We store subprocesses in the same table as top level processes because they are essentially the same thing.
We maintain a table that stores the parent/child relationships in a separate spec dependency table.  While we don't do
this currently, we could modify our queries to ignore subprocesses that have been completed when we retrieve a workflow:
they could potentially contain many tasks that will never be revisited.  Or, conversely, we could limit what we restore
to subprocesses that had :code:`READY` tasks to avoid loading something that is waiting for a timer that will fire in
two weeks.

We did not show the code for serializing workflow specs, but it is similar -- all specs, whether top-level or for
subprocesses and call activities live in one table, with a second that keeps track of dependencies between them.  This
would make it possible to wait to load a spec until the task it was associated with needed to be executed.

We also maintain task data separately from information about workflow state; so while we're not doing this now, it provides
the potential to selectively retrieve it -- for example, it could be omitted from :code:`COMPLETED` tasks.

What I aim to get across here is that there are quite a few possiblities for customizing how your application serializes
its workflows -- you're not limited to a giant JSON blob that you get by default.


Serialization Versions
======================

As we make changes to Spiff, we may change the serialization format.  For example, in 1.2.1, we changed
how subprocesses were handled interally in BPMN workflows and updated how they are serialized and we upraded the
serializer version to 1.1.

Since workflows can contain arbitrary data, and even SpiffWorkflow's internal classes are designed to be customized in ways
that might require special serialization and deserialization, it is possible to override the default version number, to
provide users with a way of tracking their own changes.

If you have not provided a custom version number, SpiffWorkflow will attempt to migrate your workflows from one version
to the next if they were serialized in an earlier format.

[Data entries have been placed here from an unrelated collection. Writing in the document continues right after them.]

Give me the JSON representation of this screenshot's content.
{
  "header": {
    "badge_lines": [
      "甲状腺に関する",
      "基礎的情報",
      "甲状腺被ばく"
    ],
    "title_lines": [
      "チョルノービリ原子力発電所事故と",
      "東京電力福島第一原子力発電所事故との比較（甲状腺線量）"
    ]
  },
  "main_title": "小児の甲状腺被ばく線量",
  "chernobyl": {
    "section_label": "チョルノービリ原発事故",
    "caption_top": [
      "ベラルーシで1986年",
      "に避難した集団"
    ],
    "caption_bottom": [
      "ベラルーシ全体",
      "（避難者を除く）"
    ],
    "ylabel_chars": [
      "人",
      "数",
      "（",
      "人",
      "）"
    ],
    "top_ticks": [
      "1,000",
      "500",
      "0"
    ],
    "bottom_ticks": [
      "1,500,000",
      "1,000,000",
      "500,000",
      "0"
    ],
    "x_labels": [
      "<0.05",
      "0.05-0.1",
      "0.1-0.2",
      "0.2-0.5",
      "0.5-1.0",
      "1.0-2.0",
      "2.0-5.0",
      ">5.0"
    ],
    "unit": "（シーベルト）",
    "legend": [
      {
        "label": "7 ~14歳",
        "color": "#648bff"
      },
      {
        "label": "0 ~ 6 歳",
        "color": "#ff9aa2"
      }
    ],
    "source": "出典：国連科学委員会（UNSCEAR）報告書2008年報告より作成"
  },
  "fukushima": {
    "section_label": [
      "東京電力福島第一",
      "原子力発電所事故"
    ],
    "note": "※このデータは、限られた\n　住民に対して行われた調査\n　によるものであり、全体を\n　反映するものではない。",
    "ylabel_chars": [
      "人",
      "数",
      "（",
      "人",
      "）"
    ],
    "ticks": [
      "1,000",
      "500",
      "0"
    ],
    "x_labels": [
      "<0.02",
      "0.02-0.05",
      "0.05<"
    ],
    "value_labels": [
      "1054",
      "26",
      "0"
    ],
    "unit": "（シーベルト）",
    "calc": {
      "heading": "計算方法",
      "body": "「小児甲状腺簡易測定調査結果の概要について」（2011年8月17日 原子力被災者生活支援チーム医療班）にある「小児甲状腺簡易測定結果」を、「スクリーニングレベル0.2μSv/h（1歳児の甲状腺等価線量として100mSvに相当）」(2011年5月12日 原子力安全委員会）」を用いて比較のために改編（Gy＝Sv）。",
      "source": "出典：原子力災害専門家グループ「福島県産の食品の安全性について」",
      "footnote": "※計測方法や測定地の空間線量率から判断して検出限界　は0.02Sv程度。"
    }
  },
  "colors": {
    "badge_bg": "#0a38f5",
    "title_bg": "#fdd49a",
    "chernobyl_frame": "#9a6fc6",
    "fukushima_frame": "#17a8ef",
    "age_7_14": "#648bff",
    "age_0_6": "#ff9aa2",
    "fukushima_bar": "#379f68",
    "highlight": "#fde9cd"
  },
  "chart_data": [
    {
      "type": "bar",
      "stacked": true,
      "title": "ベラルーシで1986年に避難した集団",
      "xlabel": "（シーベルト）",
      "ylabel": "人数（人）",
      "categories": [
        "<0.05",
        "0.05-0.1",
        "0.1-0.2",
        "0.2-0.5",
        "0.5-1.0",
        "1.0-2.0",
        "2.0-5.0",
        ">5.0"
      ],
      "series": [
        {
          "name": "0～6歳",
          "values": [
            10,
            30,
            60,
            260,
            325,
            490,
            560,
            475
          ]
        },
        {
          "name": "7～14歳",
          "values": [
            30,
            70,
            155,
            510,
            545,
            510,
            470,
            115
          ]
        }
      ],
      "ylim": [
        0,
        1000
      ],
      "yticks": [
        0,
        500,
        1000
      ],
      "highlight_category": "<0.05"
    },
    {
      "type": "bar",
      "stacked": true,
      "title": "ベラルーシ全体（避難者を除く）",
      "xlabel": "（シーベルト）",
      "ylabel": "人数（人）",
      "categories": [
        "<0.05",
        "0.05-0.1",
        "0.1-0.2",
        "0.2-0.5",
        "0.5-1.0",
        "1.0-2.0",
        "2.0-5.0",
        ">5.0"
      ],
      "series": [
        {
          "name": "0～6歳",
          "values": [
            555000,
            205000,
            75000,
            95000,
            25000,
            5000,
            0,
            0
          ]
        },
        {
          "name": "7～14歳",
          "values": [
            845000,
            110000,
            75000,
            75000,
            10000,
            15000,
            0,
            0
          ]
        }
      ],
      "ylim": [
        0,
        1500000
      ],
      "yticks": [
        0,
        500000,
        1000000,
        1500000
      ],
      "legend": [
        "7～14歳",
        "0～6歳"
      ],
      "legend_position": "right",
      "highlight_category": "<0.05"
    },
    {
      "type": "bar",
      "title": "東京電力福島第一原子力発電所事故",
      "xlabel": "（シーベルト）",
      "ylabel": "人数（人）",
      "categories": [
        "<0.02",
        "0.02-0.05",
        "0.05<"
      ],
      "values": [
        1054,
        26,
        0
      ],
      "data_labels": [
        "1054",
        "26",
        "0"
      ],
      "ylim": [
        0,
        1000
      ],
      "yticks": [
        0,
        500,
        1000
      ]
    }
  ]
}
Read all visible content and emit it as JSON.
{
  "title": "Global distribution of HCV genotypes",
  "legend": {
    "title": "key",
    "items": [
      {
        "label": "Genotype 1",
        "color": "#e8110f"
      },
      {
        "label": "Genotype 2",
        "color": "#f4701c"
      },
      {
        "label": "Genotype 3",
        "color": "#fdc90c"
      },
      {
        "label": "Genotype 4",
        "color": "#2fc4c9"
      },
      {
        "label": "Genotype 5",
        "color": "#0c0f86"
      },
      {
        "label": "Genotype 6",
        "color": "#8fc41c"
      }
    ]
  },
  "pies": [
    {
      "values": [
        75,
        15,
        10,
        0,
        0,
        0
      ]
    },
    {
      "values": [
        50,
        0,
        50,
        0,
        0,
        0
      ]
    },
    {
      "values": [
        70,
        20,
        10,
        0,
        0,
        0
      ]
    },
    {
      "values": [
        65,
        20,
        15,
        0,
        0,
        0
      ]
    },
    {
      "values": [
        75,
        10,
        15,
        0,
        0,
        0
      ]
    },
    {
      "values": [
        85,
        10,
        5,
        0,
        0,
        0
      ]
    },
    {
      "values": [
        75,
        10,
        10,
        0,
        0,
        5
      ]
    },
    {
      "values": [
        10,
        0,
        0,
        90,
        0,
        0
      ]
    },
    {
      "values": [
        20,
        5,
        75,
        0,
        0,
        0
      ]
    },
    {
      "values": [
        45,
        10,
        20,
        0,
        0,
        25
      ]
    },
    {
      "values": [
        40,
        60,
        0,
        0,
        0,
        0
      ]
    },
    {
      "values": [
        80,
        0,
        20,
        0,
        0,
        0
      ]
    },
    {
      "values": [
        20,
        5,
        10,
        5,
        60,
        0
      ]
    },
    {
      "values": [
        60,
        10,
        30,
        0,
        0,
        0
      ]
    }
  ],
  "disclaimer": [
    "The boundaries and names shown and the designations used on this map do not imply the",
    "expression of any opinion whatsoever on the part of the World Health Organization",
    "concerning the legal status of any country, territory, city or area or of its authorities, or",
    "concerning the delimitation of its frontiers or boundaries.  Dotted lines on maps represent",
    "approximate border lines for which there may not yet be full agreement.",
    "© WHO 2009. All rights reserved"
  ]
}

If you've overridden the serializer version, you may need to incorporate our serialization changes with
your own.  You can find our migrations in
`SpiffWorkflow/bpmn/serilaizer/migrations <https://github.com/sartography/SpiffWorkflow/tree/main/SpiffWorkflow/bpmn/serializer/migration>`_

These are broken up into functions that handle each individual change, which will hopefully make it easier to incoporate them
into your upgrade process, and also provides some documentation on what has changed.